Ryker was on his knees beside her, his face a mask of terror.

"Ryker…" Briar gasped, clutching at his shirt. "My wolf spirit… from when I saved you… the damage was too deep. It's… it's fighting me… a backlash…"

"Healer! Someone get the Pack Healer!" Ryker roared, his Alpha command echoing through the silent garden. He gathered Briar into his arms, cradling her as if she were made of spun glass.

His wild, golden eyes scanned the few servants who had rushed out. He looked from Briar's pained form back to where Elara stood in the shadows, his mind reeling. The mating cloak was in the dirt. The bond between them pulsed with a confusing mix of hope and pain. But Briar's gasp of his name shattered the moment, and his panic hardened into a familiar, ugly suspicion. They landed on Elara. The look he gave her was colder than a winter storm. It was pure accusation. *This is your fault. Your presence did this to her.*

The world went silent. The frantic shouts, the rustling leaves, all of it faded into a dull roar. Elara was no longer on the lawn of Thorne Manor.

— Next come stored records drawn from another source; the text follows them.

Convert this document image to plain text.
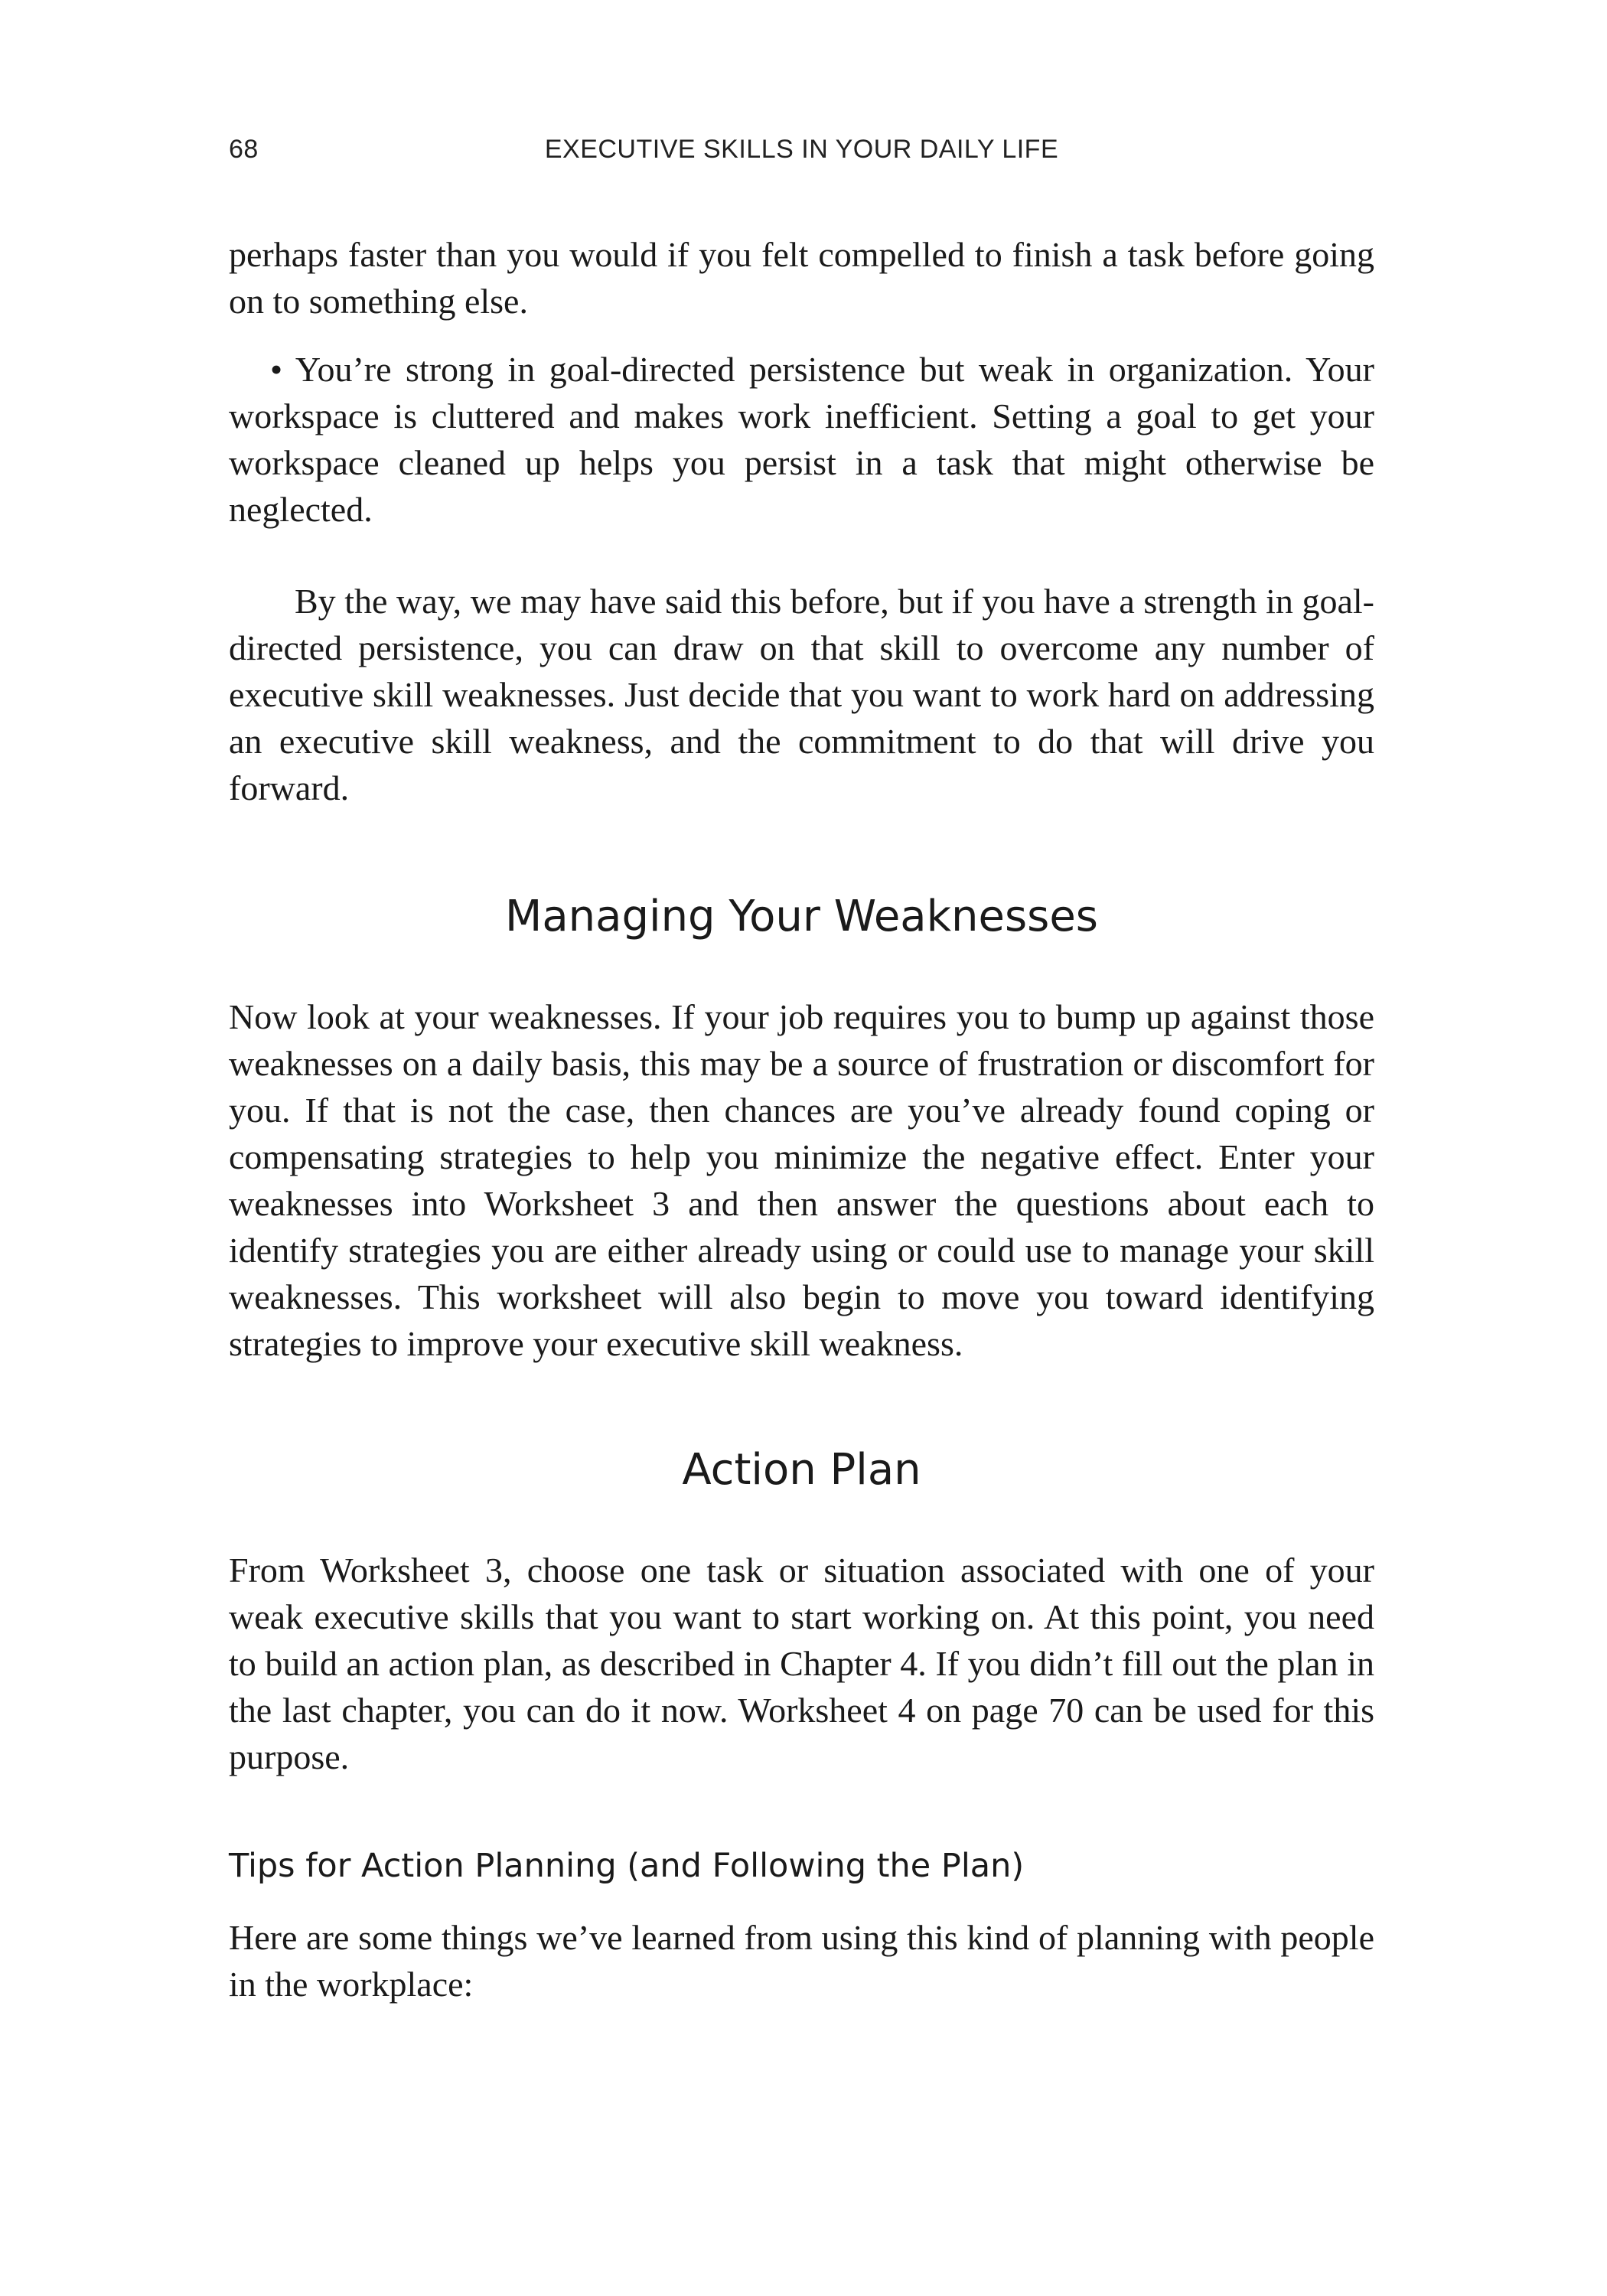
68	EXECUTIVE SKILLS IN YOUR DAILY LIFE

perhaps faster than you would if you felt compelled to finish a task before going on to something else.

• You’re strong in goal-directed persistence but weak in organization. Your workspace is cluttered and makes work inefficient. Setting a goal to get your workspace cleaned up helps you persist in a task that might otherwise be neglected.

By the way, we may have said this before, but if you have a strength in goal-directed persistence, you can draw on that skill to overcome any number of executive skill weaknesses. Just decide that you want to work hard on addressing an executive skill weakness, and the commitment to do that will drive you forward.

Managing Your Weaknesses

Now look at your weaknesses. If your job requires you to bump up against those weaknesses on a daily basis, this may be a source of frustration or discomfort for you. If that is not the case, then chances are you’ve already found coping or compensating strategies to help you minimize the negative effect. Enter your weaknesses into Worksheet 3 and then answer the questions about each to identify strategies you are either already using or could use to manage your skill weaknesses. This worksheet will also begin to move you toward identifying strategies to improve your executive skill weakness.

Action Plan

From Worksheet 3, choose one task or situation associated with one of your weak executive skills that you want to start working on. At this point, you need to build an action plan, as described in Chapter 4. If you didn’t fill out the plan in the last chapter, you can do it now. Worksheet 4 on page 70 can be used for this purpose.

Tips for Action Planning (and Following the Plan)

Here are some things we’ve learned from using this kind of planning with people in the workplace:
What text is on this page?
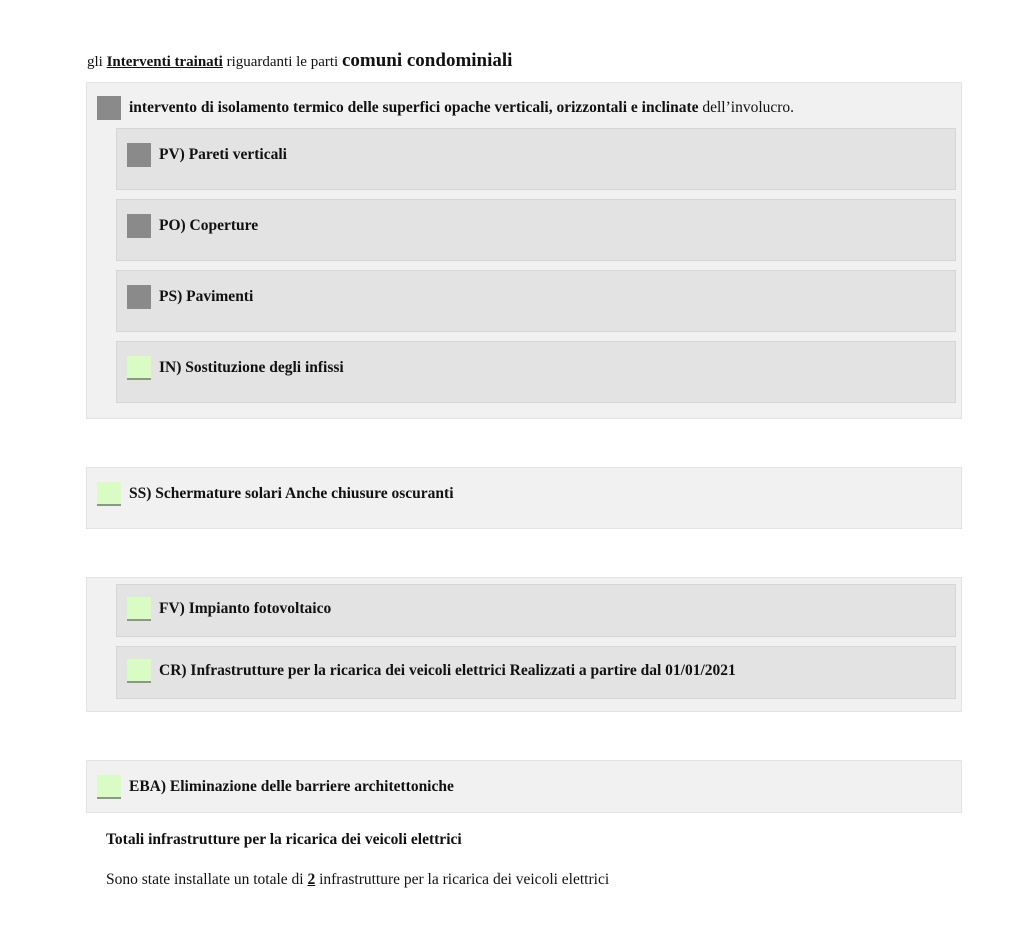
gli Interventi trainati riguardanti le parti comuni condominiali
intervento di isolamento termico delle superfici opache verticali, orizzontali e inclinate dell’involucro.
PV) Pareti verticali
PO) Coperture
PS) Pavimenti
IN) Sostituzione degli infissi
SS) Schermature solari Anche chiusure oscuranti
FV) Impianto fotovoltaico
CR) Infrastrutture per la ricarica dei veicoli elettrici Realizzati a partire dal 01/01/2021
EBA) Eliminazione delle barriere architettoniche
Totali infrastrutture per la ricarica dei veicoli elettrici
Sono state installate un totale di 2 infrastrutture per la ricarica dei veicoli elettrici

She was back on this very terrace, seven years ago. She was sixteen, her heart full of a terrible, wonderful secret. The Moon Goddess had shown her her mate. She had just told a handsome young Alpha named Ryker.

He was dying. Poison from an enemy attack was burning through his veins. And she, without a second thought, had performed the ancient, forbidden ritual. She had offered half of her own powerful wolf spirit, her life force, to save his.

When she woke up, drained and weak, it was to the sight of Ryker cradling a sobbing Briar. Her sister was claiming she had found a rare herb to cure him. And Ryker, his eyes cold and distant, had looked at Elara and uttered the words that had shattered her world. "I cannot accept you, Elara. Not while you stand accused of such dark magic. You are no mate of mine." He hadn't performed the formal rejection ritual—that required witnesses and council approval—but his public dismissal, his choice to believe the lie, had been a blade to her soul, leaving the bond between them frayed and bleeding, but not severed.

The memory slammed into the present with the force of a physical blow. Her gaze shifted from Ryker's agonized face to Briar's. And through the mask of pain, Elara saw it—a flicker of a triumphant smirk in her sister's eyes, gone as quickly as it appeared.

A laugh, silent and horrifying, shook Elara's thin frame.

She turned her back on the drama. She walked calmly back to the terrace, her steps even and measured. She knelt in the dirt and picked up the mating cloak. She didn't try to brush off the mud.

Clutching the soiled, beautiful thing to her chest, she walked back to her attic prison.